The downturn forced Thompson, 69, to lay off six of his 14 employees, but he’s back up to 10 now. “I got hit hard,” he says. “My house was underwater. But even in Grant Park on Election Night, Obama was saying this was going to require hard work and a long time. I still like the way he operates, like a silent assassin. He gets the facts and makes a determination, like the way he went after bin Laden, very quietly taking care of business.”

Thompson’s neighbor across the street is equally certain Obama has not been up to the job. “He didn’t have the experience,” says James Miller, a 56-year-old construction worker now helping to widen the Fairfax County Parkway. “If Barack Obama had been a white guy, he never would have got a second look.”

Miller, who is white, is leaning toward Romney because of his experience as a governor; he calls Obama a profligate spender — even on the construction projects that keep Miller solvent. “None of our jobs got stimulus money,” he says. “It’s all state work.” (Virginia’s transportation department says the Parkway project is paid for with federal stimulus money.)

Thuong Phan, a cashier at McDonald’s who is partly disabled and an immigrant from Vietnam, says he has seen direct benefits from Obama’s policies. Phan, 49, says he’s on three medications that Medicare didn’t used to cover but now does. He commutes on Interstate 66, where he says the ride is easier after stimulus-funded improvements. And as a cashier who deals with the public every day, he says, “I can see the irritation in people when they deal with me, and people are more relaxed now than when Bush was president.”

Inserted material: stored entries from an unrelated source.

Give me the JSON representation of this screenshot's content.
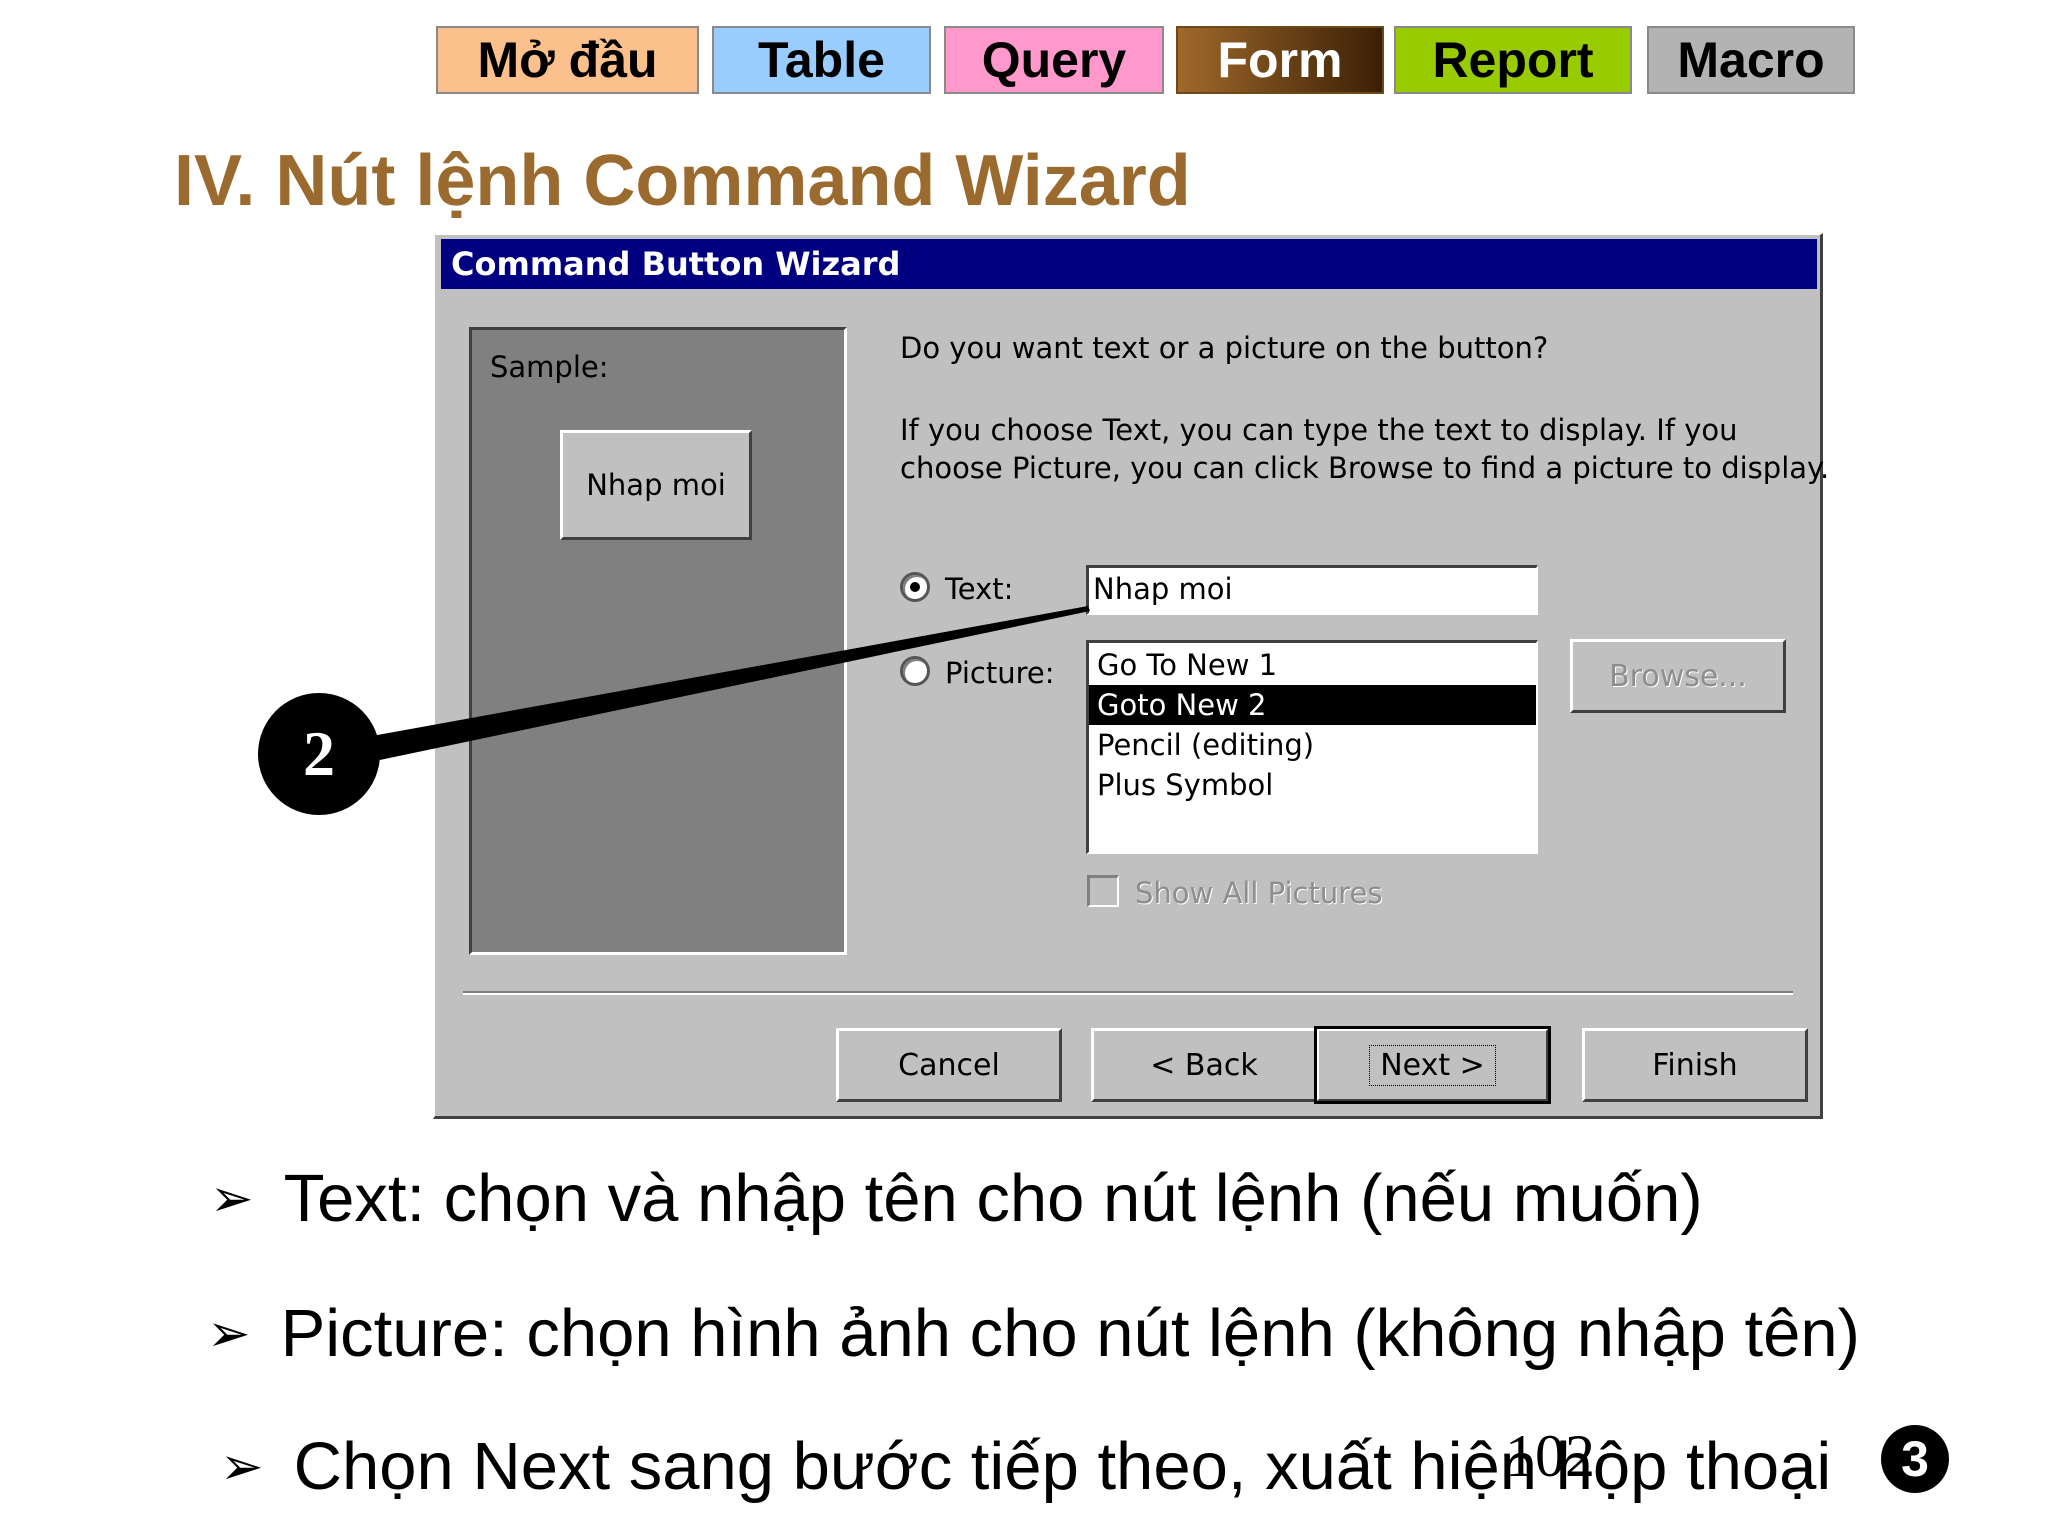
{
  "nav": {
    "tabs": [
      {
        "label": "Mở đầu",
        "color": "#fbc08c"
      },
      {
        "label": "Table",
        "color": "#99ccff"
      },
      {
        "label": "Query",
        "color": "#ff99cc"
      },
      {
        "label": "Form",
        "color": "#7a4a12"
      },
      {
        "label": "Report",
        "color": "#99cc00"
      },
      {
        "label": "Macro",
        "color": "#b3b3b3"
      }
    ]
  },
  "slide": {
    "title": "IV. Nút lệnh Command Wizard",
    "title_color": "#9b6a2e"
  },
  "dialog": {
    "title": "Command Button Wizard",
    "sample_label": "Sample:",
    "sample_button_text": "Nhap moi",
    "question": "Do you want text or a picture on the button?",
    "description_line1": "If you choose Text, you can type the text to display.  If you",
    "description_line2": "choose Picture, you can click Browse to find a picture to display.",
    "text_option_label": "Text:",
    "text_option_selected": true,
    "text_value": "Nhap moi",
    "picture_option_label": "Picture:",
    "picture_list": [
      "Go To New 1",
      "Goto New 2",
      "Pencil (editing)",
      "Plus Symbol"
    ],
    "picture_list_selected": "Goto New 2",
    "browse_button": "Browse...",
    "show_all_label": "Show All Pictures",
    "buttons": {
      "cancel": "Cancel",
      "back": "< Back",
      "next": "Next >",
      "finish": "Finish"
    }
  },
  "callout_number": "2",
  "bullets": [
    "Text: chọn và nhập tên cho nút lệnh (nếu muốn)",
    "Picture: chọn hình ảnh cho nút lệnh (không nhập tên)",
    "Chọn Next sang bước tiếp theo, xuất hiện hộp thoại"
  ],
  "page_number": "102",
  "step_badge": "3"
}
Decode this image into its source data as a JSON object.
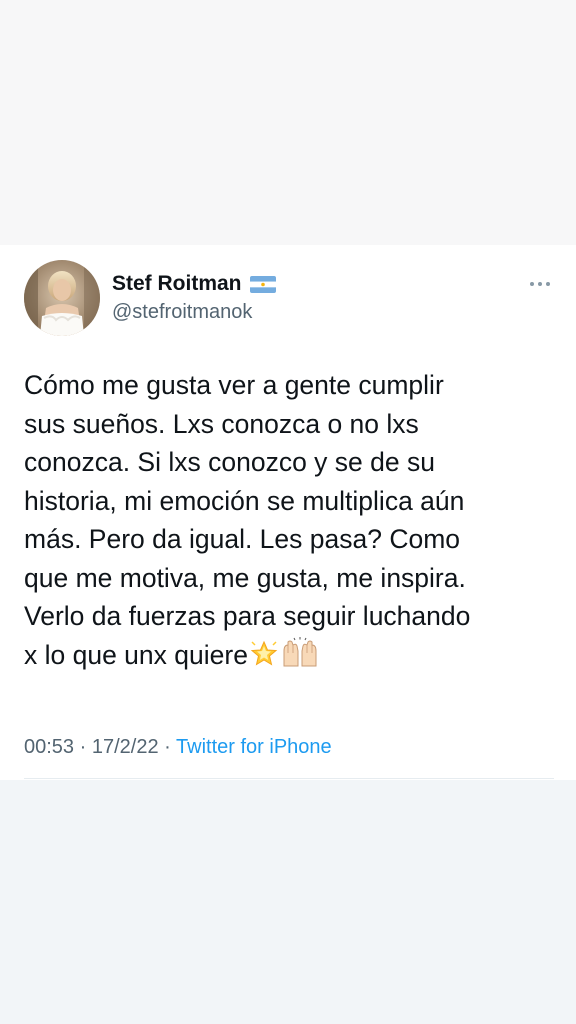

Such definitive positions are not the norm along Deerwatch Drive. More common is a sense of letdown from the high hopes Obama inspired four years ago. Connie Martin, a medical lab manager who went door to door for Obama last time, is 63 and as she gets older, she finds herself becoming more politically aware, which has led to a letdown.

It was the Sept. 11 attacks that woke her up politically. “I realized there were people out there that wanted to kill us, and there were things we were doing as a country that made people around the world angry at us.”

She expected Obama to pull the United States out of foreign wars and focus on problems at home. But she’s been disappointed. When she saw him push health care reform even as so many Americans were out of work, she questioned his priorities. She’ll vote for Obama again, if only because she sees nothing better in the Republicans.

Vandagriff feels deflated, too. Like many young people caught up in Obamamania four years ago, Vandagriff is still hunting for a candidate who can break through the fog of Washington and reverse the trend in which the rich seem to get richer while everyone else struggles. He thought about Paul for a time but doesn’t see the Texas congressman as a realistic alternative.

So he waits and watches, like the bartender a couple of doors up and the sign maker across the way. They don’t know each other, but they speak almost in unison about what they want from this campaign: someone who will break the deadlock in Washington, taking on the hard task of paying the bills and digging out of trouble, just like the people on Deerwatch Drive.